Romans 12:2 And be not conformed to this world: but be ye transformed by the renewing of your mind, that ye may prove what is that good, and acceptable, and perfect, will of God.
I continually have to renew my mind because I live in a world where I see and hear things which are not of God. The more time I spend in the world, the more time I need to spend in the Word of God to renew my mind and stop the unsound influences of this world.
It is vanity on my part to think that I can, by force of will, keep in perfect alignment with God’s Word. I use a flawed human brain to try and hold onto all that is right, true and good. I need help and that can only come from the One who is right, true and good.
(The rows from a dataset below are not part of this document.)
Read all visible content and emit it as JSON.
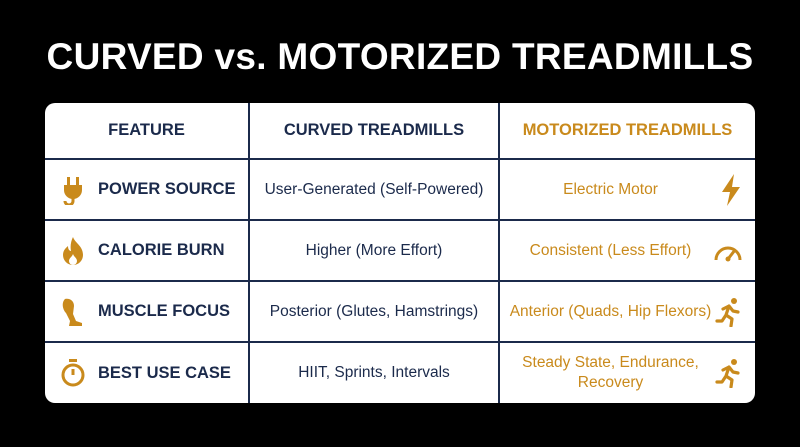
{
  "title": "CURVED vs. MOTORIZED TREADMILLS",
  "table": {
    "header": [
      "FEATURE",
      "CURVED TREADMILLS",
      "MOTORIZED TREADMILLS"
    ],
    "rows": [
      [
        "POWER SOURCE",
        "User-Generated (Self-Powered)",
        "Electric Motor"
      ],
      [
        "CALORIE BURN",
        "Higher (More Effort)",
        "Consistent (Less Effort)"
      ],
      [
        "MUSCLE FOCUS",
        "Posterior (Glutes, Hamstrings)",
        "Anterior (Quads, Hip Flexors)"
      ],
      [
        "BEST USE CASE",
        "HIIT, Sprints, Intervals",
        "Steady State, Endurance, Recovery"
      ]
    ]
  }
}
Yet He trusts me enough to disciple others.
On the mount of transfiguration, after the voice they heard and after the cloud lifted, the disciples saw no other man, none but Jesus.
Thanks for this great reminder.
It IS vanity on my part to think I can be all that I desire. I stay in my own way most of the time. I stumble over road blocks I’ve put up. I am my own worst enemy at times. That old self, we gotta keep slaying it everyday.
I am intrigued with your statement “yet He trusts me enough to disciple others”. I wonder if maybe this is where the Holy Spirit comes in? I remember Gordon Hayhoe impressing on me this remark, “Ron, store the Scriptures in your memory, like a pantry shelf, so when the Spirit needs a Scripture, it’s there for Him.” I am ever grateful for the wisdom of my older brethren who mentored me. Thank You Lord Jesus.